Eerste aanleg - enkelvoudig van Rechtbank Zwolle, 27 de Julio de 2011

Sprekergepubliceerd
Datum uitspraak27 de Julio de 2011
Uitgevende instantie:Rechtbank Zwolle

vonnis

RECHTBANK ZWOLLE-LELYSTAD

Sector civiel recht

Locatie Zwolle

zaaknummer / rolnummer: 183515 / HA ZA 11-387

Vonnis in incident van 27 juli 2011

in de zaak van

  1. [A],

    wonende te [woonplaats],

  2. [B],

    wonende te [woonplaats],

    eisers in de hoofdzaak,

    verweerders in het incident,

    advocaat mr. A. Vaarkamp te Zwolle,

    tegen

    [C],

    wonende te [woonplaats],

    gedaagde in de hoofdzaak,

    eiser in het incident,

    advocaat mr. M.H. Hogeman te Zutphen.
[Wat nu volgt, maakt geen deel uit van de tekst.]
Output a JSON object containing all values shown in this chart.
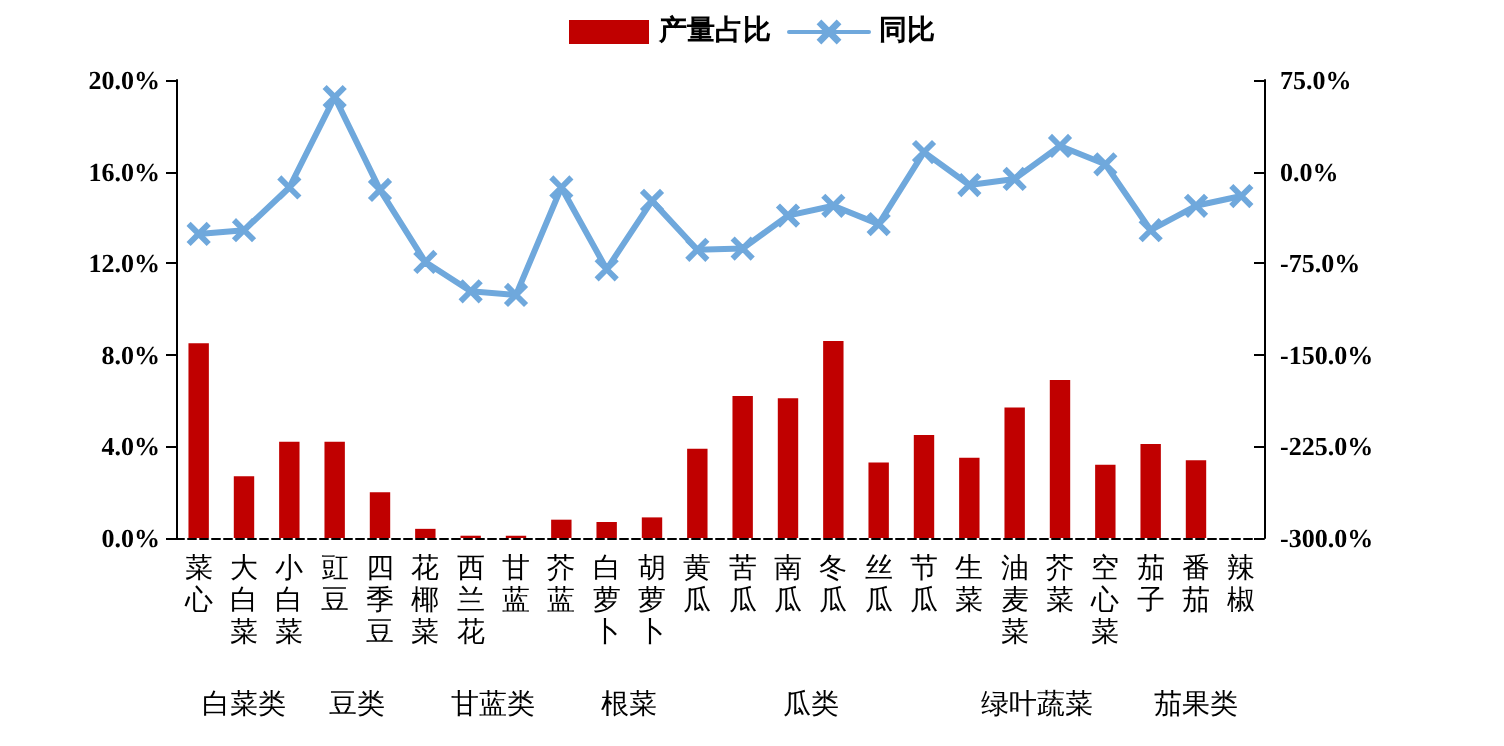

    Partijen zullen hierna [A en B] en [C] genoemd worden.

    De procedure

    Het verloop van de procedure blijkt uit:

    - de dagvaarding

    - de conclusie van antwoord tevens houdende de incidentele vordering houdende exceptio plurium litis consortium

    - de incidentele conclusie van antwoord.

    Ten slotte is vonnis bepaald in het incident.
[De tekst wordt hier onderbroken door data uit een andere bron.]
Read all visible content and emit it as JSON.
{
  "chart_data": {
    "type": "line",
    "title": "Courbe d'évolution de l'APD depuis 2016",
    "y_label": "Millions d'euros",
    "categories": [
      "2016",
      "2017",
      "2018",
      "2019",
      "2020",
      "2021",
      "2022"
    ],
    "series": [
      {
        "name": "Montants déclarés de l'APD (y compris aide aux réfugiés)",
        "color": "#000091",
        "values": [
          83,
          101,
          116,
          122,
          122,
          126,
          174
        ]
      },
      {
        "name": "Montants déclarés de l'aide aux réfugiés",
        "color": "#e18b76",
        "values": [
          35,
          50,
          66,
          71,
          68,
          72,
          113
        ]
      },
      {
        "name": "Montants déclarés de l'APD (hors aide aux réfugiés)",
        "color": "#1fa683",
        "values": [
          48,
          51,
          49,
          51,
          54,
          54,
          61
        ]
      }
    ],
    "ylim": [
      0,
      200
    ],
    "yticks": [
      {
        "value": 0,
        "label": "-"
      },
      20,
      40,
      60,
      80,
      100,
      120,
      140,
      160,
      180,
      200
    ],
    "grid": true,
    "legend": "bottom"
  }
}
    De beoordeling in het incident

    [C] beroept zich op de exceptio plurium litis consortium en vordert dat [A en B] niet-ontvankelijk wordt verklaard in zijn vorderingen nu hij heeft verzuimd mevrouw [voorletters mw.] [C] eveneens te dagvaarden. [A en B] voert verweer en stelt daarbij dat hij gerechtvaardigd in de veronderstelling verkeerde dat uitsluitend [C] eigenaar van de woning is, dat [C] de mede-eigendom van zijn woning van mw. [C] onvoldoende heeft onderbouwd en voorts dat geen sprake is van een ondeelbare rechtsverhouding. [A en B] concludeert dan ook, primair, tot afwijzing van de vordering. Op de stellingen van partijen wordt hierna, voor zover van belang, nader ingegaan.

    [C] heeft aangevoerd dat hij en mw. [C] eigenaar zijn van het perceel aan de [adres en huisnummer] in [woonplaats] en dat het ingevolge de samenhangende rechtsverhouding noodzakelijk is dat alle betrokken partijen in het geding worden gekend en dat derhalve ook mw. [C] had moeten worden gedagvaard.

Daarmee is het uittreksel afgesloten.